The growth of boys lacrosse continues at a rapid pace throughout North America.
More evidence came this spring when the rosters were released for the 12th annual Under Armour All-America Lacrosse Game, set for 8 p.m. Saturday at Towson University’s Johnny Unitas Stadium.
Among the 44 players selected to the North and South squads, six have Canadian ties, and Utah and Delaware earned their first All-America selections. In all, 17 states, Washington, D.C. and Canada are represented in the showcase game.
What’s missing for the first time? More than one selection from the Baltimore area.
Alex Rode, an All-Metro first-team goalie who recently graduated from St. Paul’s and is set to play at Virginia, will be the lone area representative when the teams take the field Saturday. In the previous 11 games, an average of 7.3 area players participated — the overwhelming majority from the Maryland Interscholastic Athletic Association A Conference — with a high of 13 in 2010 and a low of four last year.
“In regard to the fact there is only one local player, I don’t think it speaks to the play around here or the play around here not being talented,” said Johns Hopkins men’s lacrosse coach Dave Pietramala. “I think it speaks more to the fact that the game has spread so widely and covers such a vast area that being able to take multiple players from this specific area just isn’t as possible anymore.”
A panel of five, mostly staff from Inside Lacrosse, collaborated to select the 44 players, who were announced in four waves of 11 with the final rosters set in May. The players are selected based on their high school resume and, more importantly, college potential. The panel checks out games and tournaments across country, watches video and seeks input from college coaches, selected media and other sources.
“The task is not to pick the 44 most deserving players on a basis of what they accomplished in high school. The task is to pick the 44 players that project most likely to become college stars,” said Terry Foy, publisher of Inside Lacrosse.

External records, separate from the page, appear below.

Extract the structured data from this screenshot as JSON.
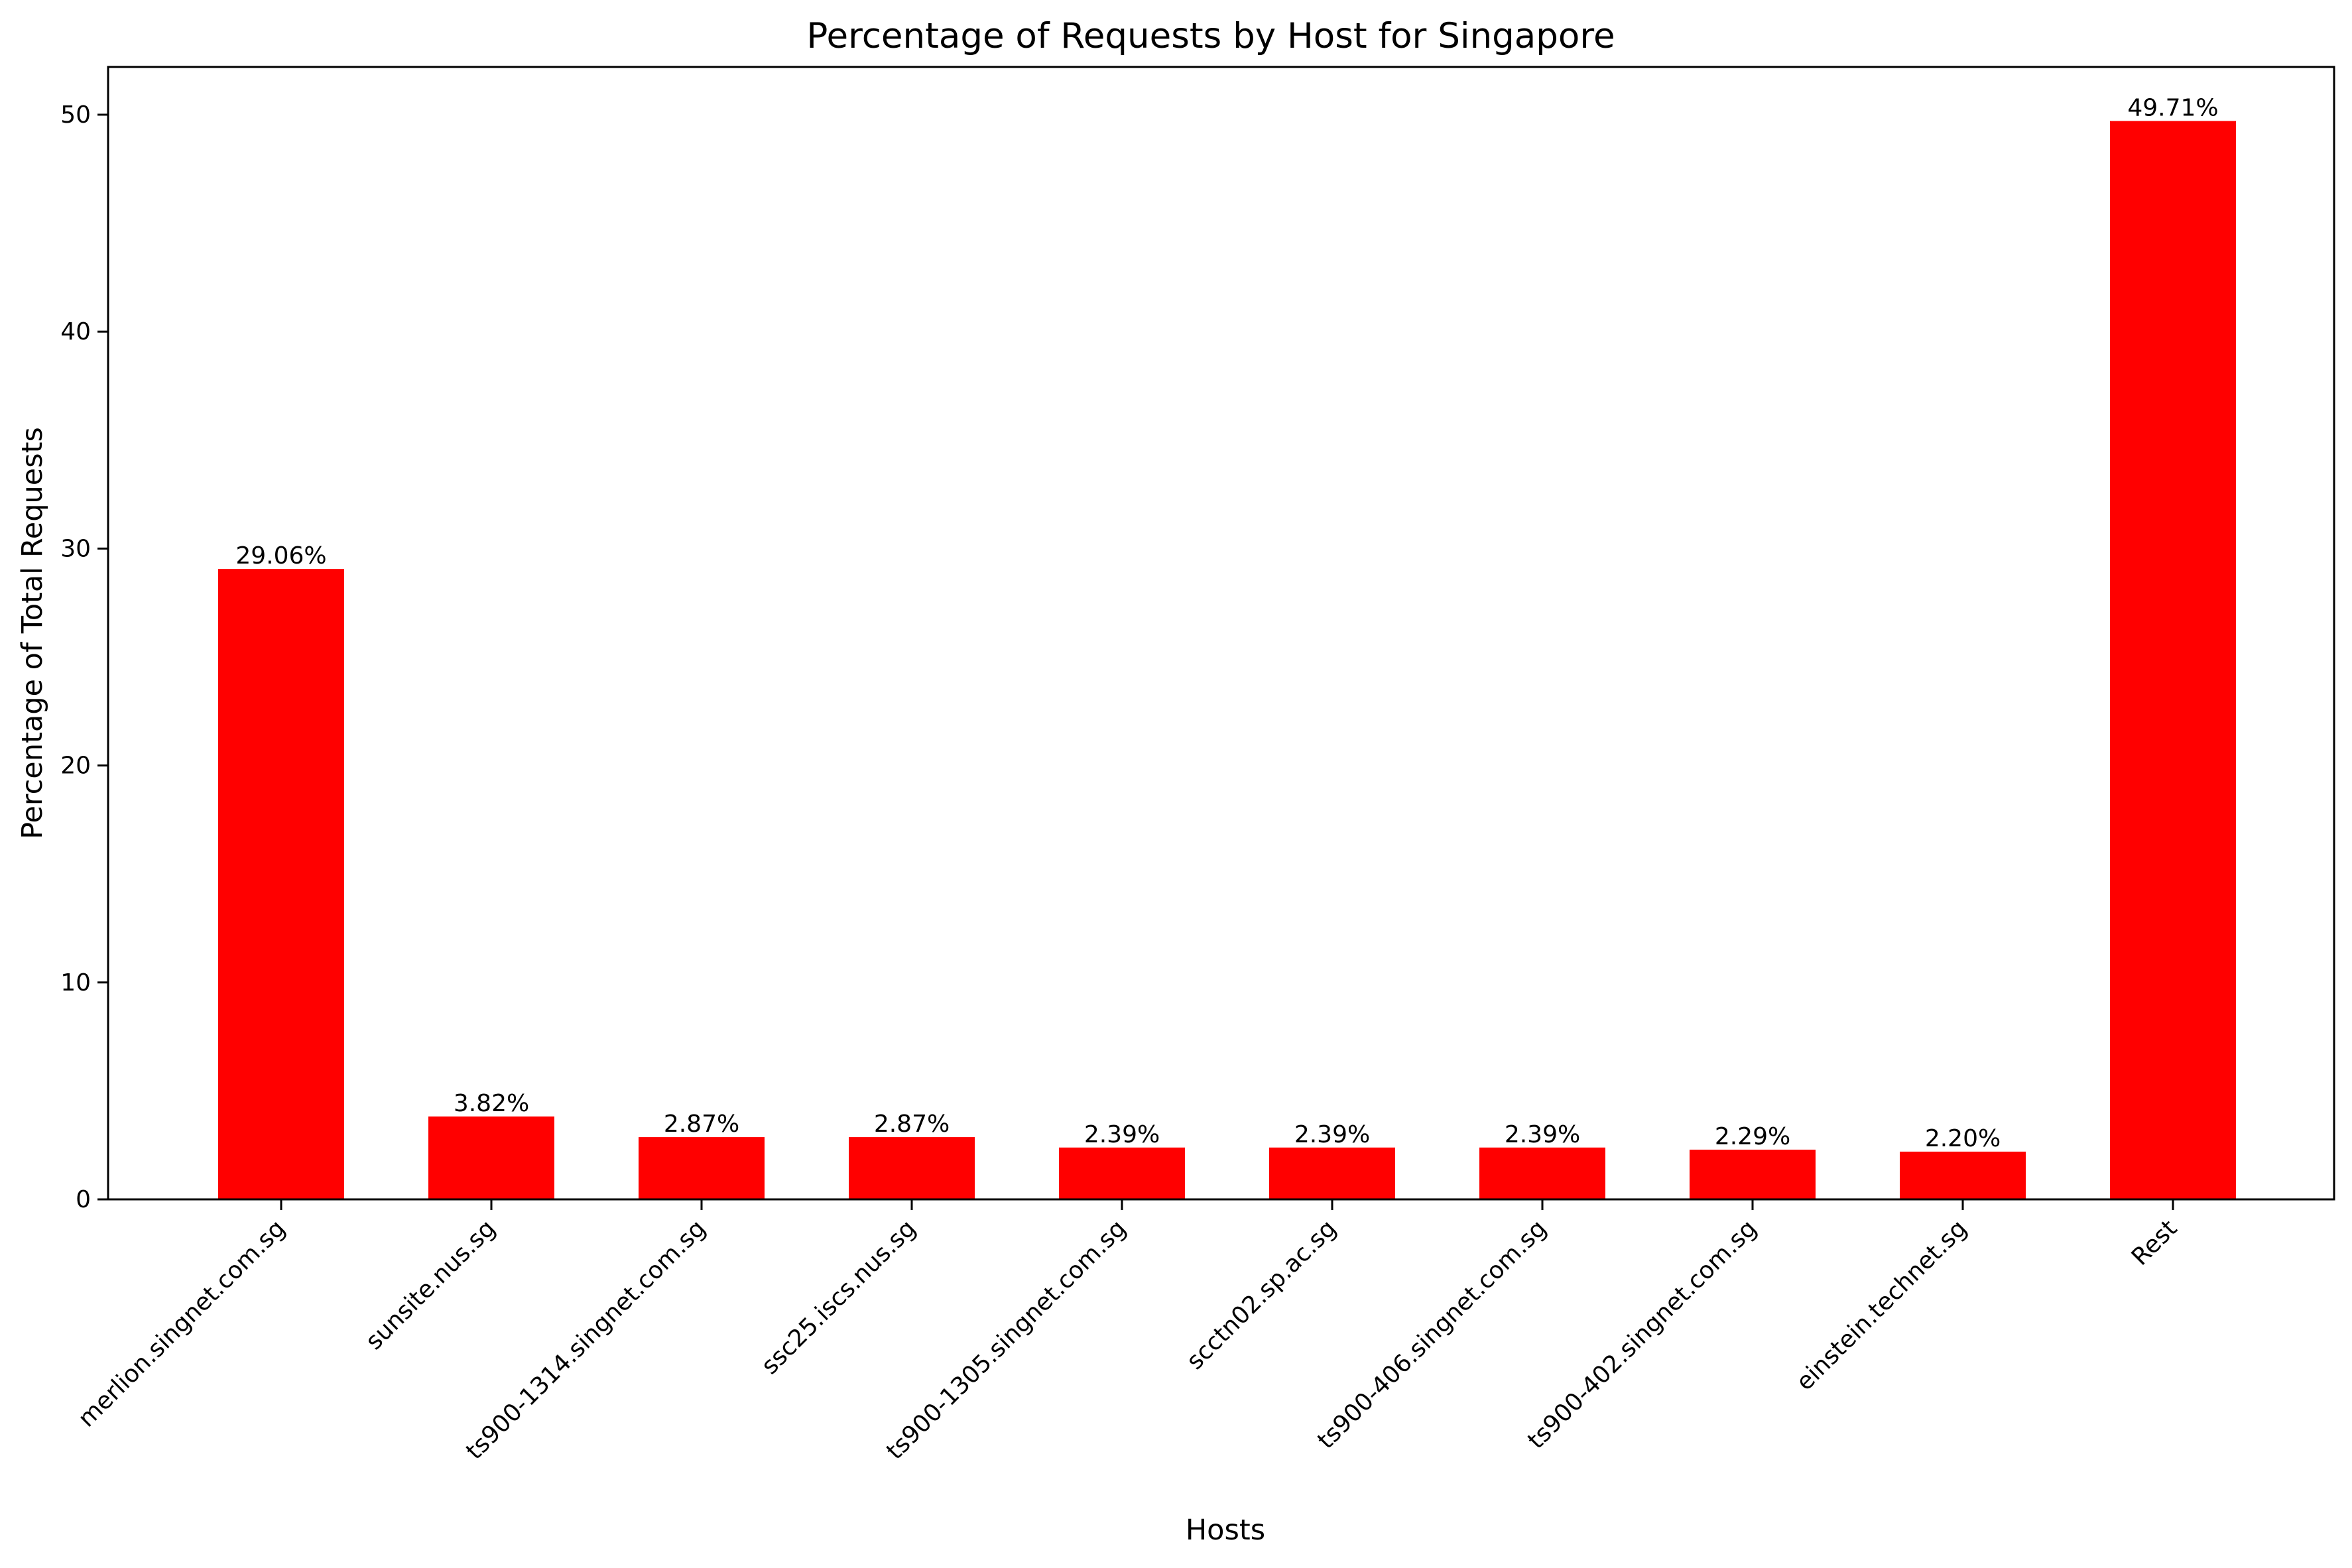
{
  "chart_data": {
    "type": "bar",
    "title": "Percentage of Requests by Host for Singapore",
    "xlabel": "Hosts",
    "ylabel": "Percentage of Total Requests",
    "categories": [
      "merlion.singnet.com.sg",
      "sunsite.nus.sg",
      "ts900-1314.singnet.com.sg",
      "ssc25.iscs.nus.sg",
      "ts900-1305.singnet.com.sg",
      "scctn02.sp.ac.sg",
      "ts900-406.singnet.com.sg",
      "ts900-402.singnet.com.sg",
      "einstein.technet.sg",
      "Rest"
    ],
    "values": [
      29.06,
      3.82,
      2.87,
      2.87,
      2.39,
      2.39,
      2.39,
      2.29,
      2.2,
      49.71
    ],
    "data_labels": [
      "29.06%",
      "3.82%",
      "2.87%",
      "2.87%",
      "2.39%",
      "2.39%",
      "2.39%",
      "2.29%",
      "2.20%",
      "49.71%"
    ],
    "ylim": [
      0,
      52.2
    ],
    "yticks": [
      0,
      10,
      20,
      30,
      40,
      50
    ],
    "bar_color": "#ff0000",
    "grid": false,
    "legend": "none"
  }
}
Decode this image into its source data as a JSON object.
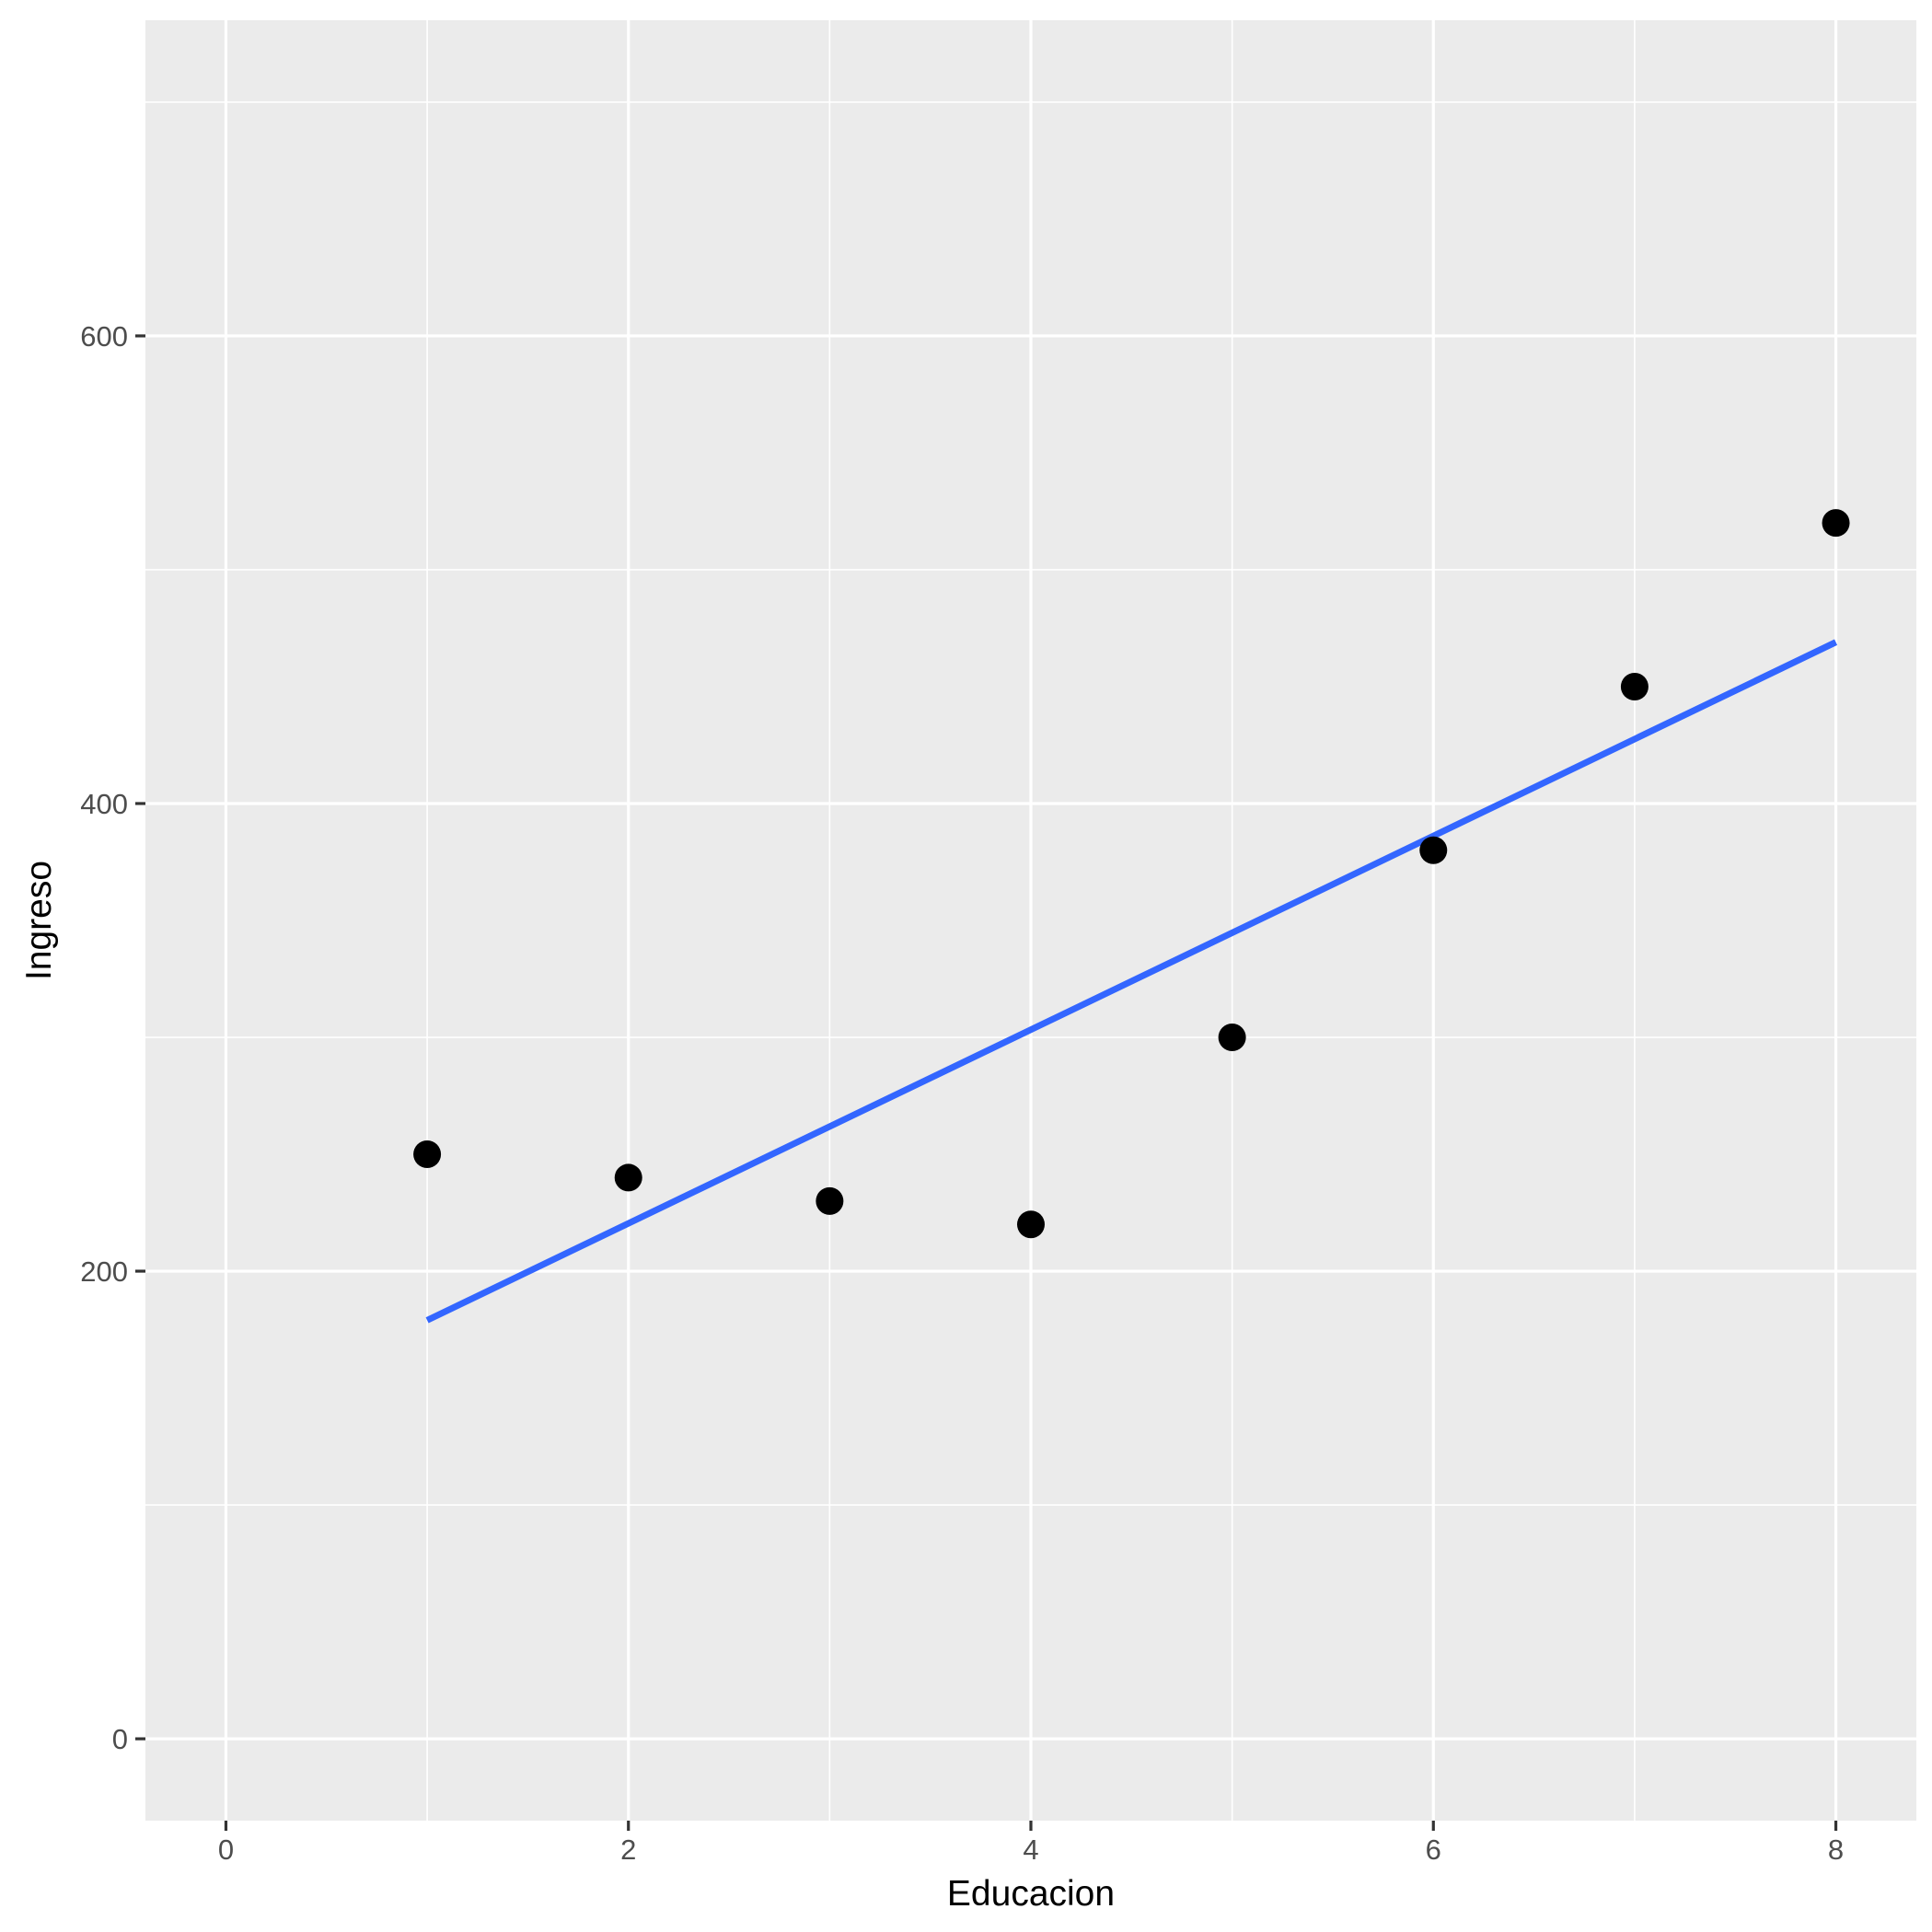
{
  "chart_data": {
    "type": "scatter",
    "xlabel": "Educacion",
    "ylabel": "Ingreso",
    "xlim": [
      -0.4,
      8.4
    ],
    "ylim": [
      -35,
      735
    ],
    "x_ticks": [
      0,
      2,
      4,
      6,
      8
    ],
    "y_ticks": [
      0,
      200,
      400,
      600
    ],
    "x_tick_labels": [
      "0",
      "2",
      "4",
      "6",
      "8"
    ],
    "y_tick_labels": [
      "0",
      "200",
      "400",
      "600"
    ],
    "x_minor": [
      1,
      3,
      5,
      7
    ],
    "y_minor": [
      100,
      300,
      500,
      700
    ],
    "grid": true,
    "series": [
      {
        "type": "scatter",
        "x": [
          1,
          2,
          3,
          4,
          5,
          6,
          7,
          8
        ],
        "y": [
          250,
          240,
          230,
          220,
          300,
          380,
          450,
          520
        ]
      },
      {
        "type": "line",
        "x": [
          1,
          8
        ],
        "y": [
          179,
          469
        ]
      }
    ],
    "colors": {
      "panel": "#EBEBEB",
      "grid": "#FFFFFF",
      "points": "#000000",
      "fit_line": "#3366FF"
    }
  }
}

In addition to Rode, several quality players from the area’s senior class closed out fine high school careers that likely earned consideration for the prestigious summer game. Calvert Hall, which went undefeated in the MIAA A Conference on its way to the league championship and the area’s No. 1 ranking, featured two-time All-Metro attackman JT Bugliosi and All-Metro midfielder Brendan Curry. At Boys’ Latin, recent graduate Greg Ey, an All-Metro first-team pick, enjoyed a strong senior season to end his four-year varsity career.
Calvert Hall coach Bryan Kelly, among others, was surprised to see only one area player selected. But he was quick to defend the difficult task the panel has in making selections with the growing pool.
“I understand it — it’s a hard position to be in,” he said. “There’s a lot of talented kids throughout the country now, so I’m sure it’s harder to make the selections from when they first started this thing. It’s expanded. There’s always really good kids that don’t make this team throughout the country that people were surprised didn’t make it. It’s a very tough spot [for the panel] to be in.”
A promising 2018 class could mean more area selections for next year’s game. Among the talented group is Calvert Hall’s Jacob Kelly, this year’s All-Metro Player of the Year; McDonogh’s BJ Farrare and Jack Simmons; and Boys’ Latin standouts Chris and Matt Brandau.